Artificial intelligence is one of a number of critical technologies that can shape our future prosperity — how we coordinate to seize the opportunity as a country is of vital importance.
“It is still relatively early in the development of artificial intelligence and its related machine learning technologies, and I continue to encourage people to invest in the area simply because it is such a big opportunity,” he said.
“Because AI is such a base-level technology, it is going to be applied across so many different areas. We’re already seeing the impact of AI in areas like the mining industry and in agriculture.”
The aim, he says, is to keep encouraging industry to take a big view, and to think large.
The challenges of research translation in Australia continue to be a focus, and from the CSIRO point of view at least, Mr Thodey says there has been good progress.
“This has always been a big challenge for Australia. We’ve always scored very high in science and research – at least in terms of the OECD statistics – but have been less effective on the translational side,” he said.

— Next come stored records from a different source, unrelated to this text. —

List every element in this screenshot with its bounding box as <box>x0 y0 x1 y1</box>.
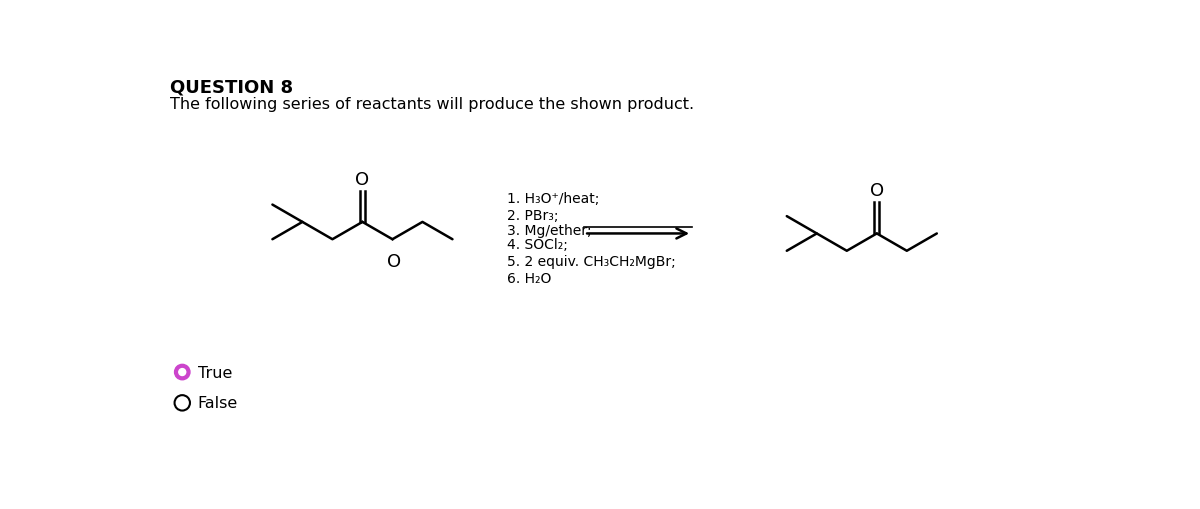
Text: The following series of reactants will produce the shown product.: The following series of reactants will p… <box>170 96 694 111</box>
Text: O: O <box>386 252 401 270</box>
Text: 4. SOCl₂;: 4. SOCl₂; <box>508 238 568 252</box>
Text: 6. H₂O: 6. H₂O <box>508 272 552 286</box>
Text: 5. 2 equiv. CH₃CH₂MgBr;: 5. 2 equiv. CH₃CH₂MgBr; <box>508 254 676 269</box>
Text: O: O <box>870 182 884 200</box>
Text: False: False <box>198 395 238 411</box>
Circle shape <box>179 369 186 376</box>
Text: True: True <box>198 365 232 380</box>
Text: 3. Mg/ether;: 3. Mg/ether; <box>508 224 592 238</box>
Circle shape <box>174 364 190 380</box>
Text: 2. PBr₃;: 2. PBr₃; <box>508 209 559 222</box>
Text: 1. H₃O⁺/heat;: 1. H₃O⁺/heat; <box>508 192 600 206</box>
Text: QUESTION 8: QUESTION 8 <box>170 78 293 96</box>
Text: O: O <box>355 171 370 188</box>
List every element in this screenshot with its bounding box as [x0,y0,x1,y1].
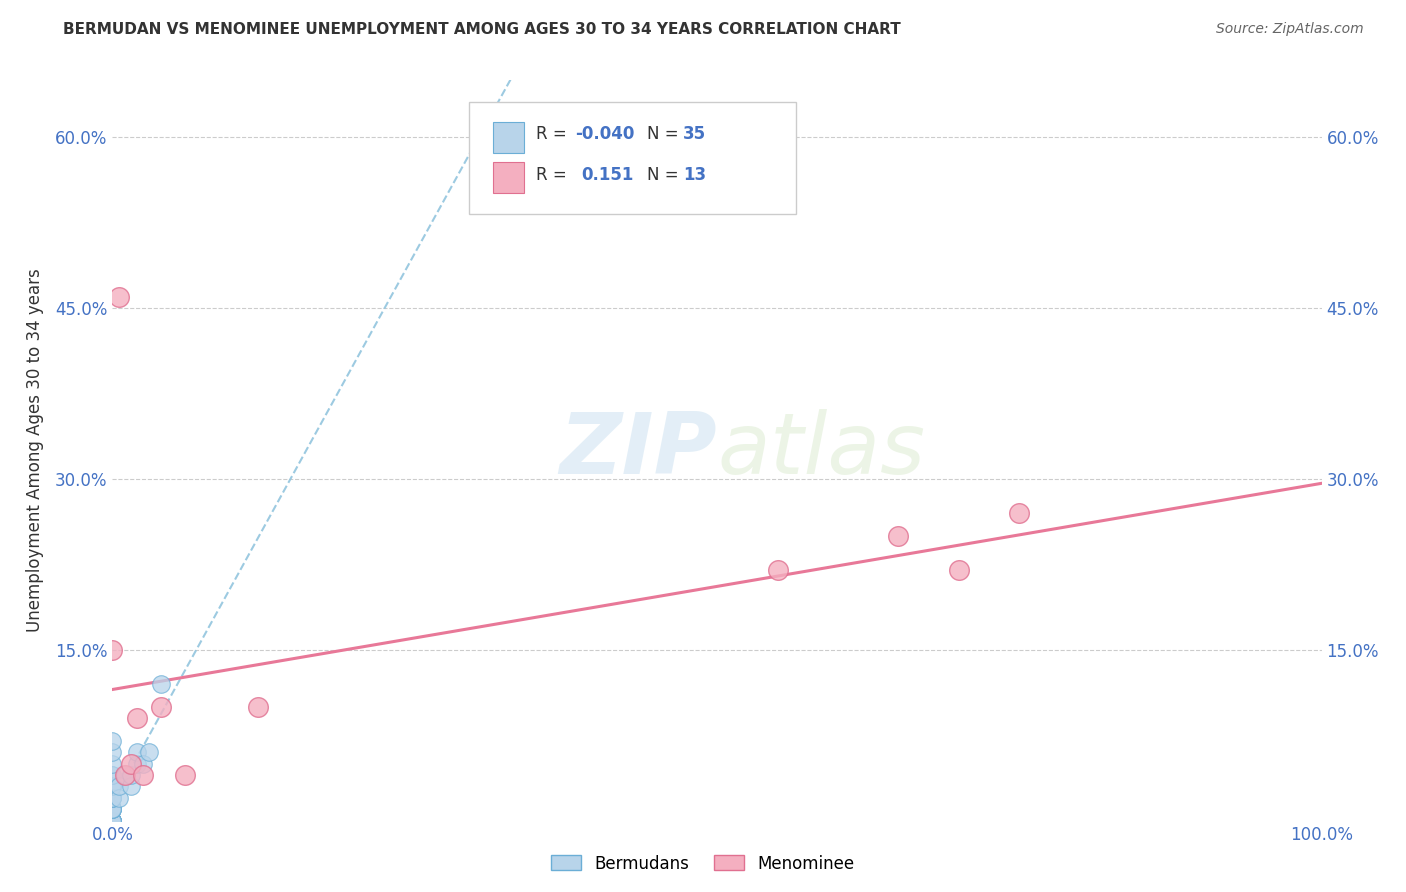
FancyBboxPatch shape [494,161,523,193]
Point [101,790,124,805]
Point [101,814,124,828]
Point [174,768,197,782]
Text: N =: N = [647,166,683,184]
Text: 13: 13 [683,166,706,184]
Point [101,802,124,816]
Text: BERMUDAN VS MENOMINEE UNEMPLOYMENT AMONG AGES 30 TO 34 YEARS CORRELATION CHART: BERMUDAN VS MENOMINEE UNEMPLOYMENT AMONG… [63,22,901,37]
Point [114,768,136,782]
Text: -0.040: -0.040 [575,125,636,143]
Y-axis label: Unemployment Among Ages 30 to 34 years: Unemployment Among Ages 30 to 34 years [25,268,44,632]
Point [101,802,124,816]
Point [766,563,789,577]
Point [948,563,970,577]
Legend: Bermudans, Menominee: Bermudans, Menominee [544,848,862,880]
Point [120,768,142,782]
Point [132,768,155,782]
Point [101,814,124,828]
FancyBboxPatch shape [470,103,796,213]
Point [149,699,172,714]
Point [101,802,124,816]
Text: ZIP: ZIP [560,409,717,492]
Point [101,642,124,657]
Point [120,756,142,771]
Point [138,745,160,759]
Point [125,745,148,759]
Point [125,711,148,725]
Point [132,756,155,771]
Text: Source: ZipAtlas.com: Source: ZipAtlas.com [1216,22,1364,37]
Text: R =: R = [536,125,572,143]
Point [149,677,172,691]
Point [125,756,148,771]
Point [101,814,124,828]
Text: R =: R = [536,166,572,184]
Point [101,814,124,828]
Point [101,802,124,816]
Text: 0.151: 0.151 [582,166,634,184]
Point [101,814,124,828]
Text: 35: 35 [683,125,706,143]
Point [101,814,124,828]
Point [120,780,142,794]
Point [101,768,124,782]
Point [114,768,136,782]
Point [101,802,124,816]
Point [107,290,129,304]
Point [246,699,269,714]
Point [101,814,124,828]
Point [887,529,910,543]
FancyBboxPatch shape [494,121,523,153]
Point [101,814,124,828]
Point [101,814,124,828]
Point [101,745,124,759]
Text: atlas: atlas [717,409,925,492]
Point [101,780,124,794]
Point [1008,506,1031,520]
Point [101,814,124,828]
Point [101,768,124,782]
Point [107,780,129,794]
Point [101,756,124,771]
Point [101,790,124,805]
Point [101,790,124,805]
Point [101,780,124,794]
Point [107,790,129,805]
Point [101,734,124,748]
Text: N =: N = [647,125,683,143]
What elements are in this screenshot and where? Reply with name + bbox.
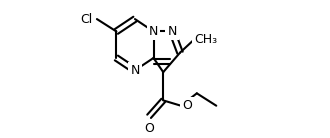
Text: N: N: [167, 25, 177, 38]
Text: O: O: [144, 122, 154, 135]
Text: N: N: [130, 64, 140, 77]
Text: CH₃: CH₃: [194, 33, 218, 46]
Text: N: N: [149, 25, 158, 38]
Text: O: O: [182, 99, 192, 112]
Text: Cl: Cl: [80, 13, 92, 26]
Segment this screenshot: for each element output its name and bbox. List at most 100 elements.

“I can talk to the CSIRO experience where Larry Marshall and his team have really put a lot of investment in this area, in terms of our Main Sequence Ventures innovation fund, the ON program, and what Data61 has been doing so well in addressing [market needs].”
“We have ramped up our market focus because we always felt we could do more – not at the expense of good science, but in addition to it – and I think we are improving as an organisation as a result,” Mr Thodey said.
“The question now is more about how do we get a broader set of organisations across Australia to really focus in on this area [of research translation].”
The theme for D61+ LIVE in 2019 is Intelligence Amplified, looking at the rise of artificial intelligence and how collaboration and collective intelligence across the innovation ecosystem enables large-scale impact.
The event brings together the different tribes of Australia’s tech ecosystem with the aim of building networks of expertise across institutions and industries.
The country’s leading AI experts and technologists, including David Thodey AO, Dr Sue Keay, Dr Stefan Hajkowicz and Prof Genevieve Bell from the 3A Institute will take the stage at D61+ LIVE in Sydney across Wednesday 2 October to Thursday 3 October.